Contando com a participação de poetas de todo o Brasil, o Experimentalismo Brabo apresenta mais folheto de cordel coletivo:

Há cultura da paz? Para os oprimidos do mundo, ao contrário do óbvio, eu diria que sim. Essa afirmação é possível porque acredito firmemente na ficção como terreno para a utopia. Em nossas cucas podemos quase apalpar seus contornos, querida cultura da paz. Especulamos mundos que, de fato, não estão acessíveis, mas sim, os desejamos com água na boca.

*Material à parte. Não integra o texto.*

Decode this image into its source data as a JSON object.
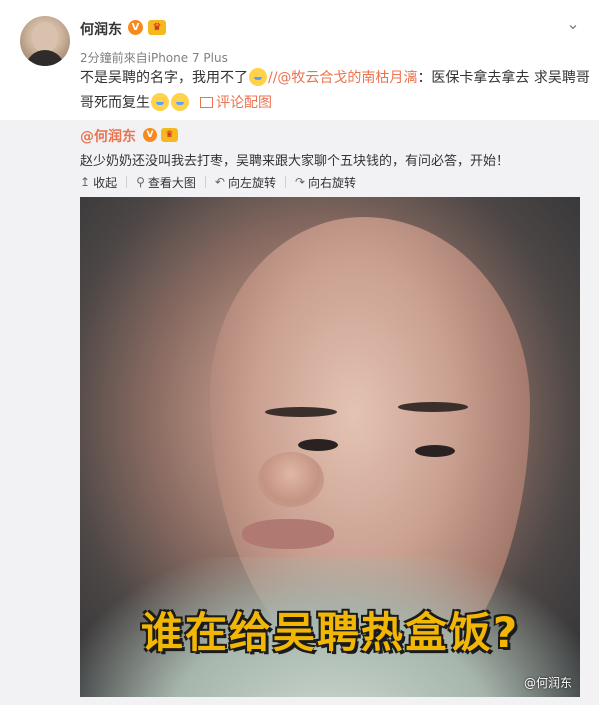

O problema não está no desejo, e sim na fé que depositamos na ficção. Pois um mundo novo, sem opressores, ele é urgente. E disso poucos discordam. Não abordarei sobre a cabeça e patas da quimera, que todos estão cansados de saber da sua fuça neoliberal e de seus tentáculos, hoje, novamente, fascistóides. Vou tratar apenas das invenções que apontam algum novo. Volto à ficção. Se essa fé na ficção for naquele tipo de história ligeira, com varinhas de condão e um pluft: e tudo se cambiou; não nos enganemos. Caímos no golpe do vigário. No golpe do burguês publicitário, melhor dizendo.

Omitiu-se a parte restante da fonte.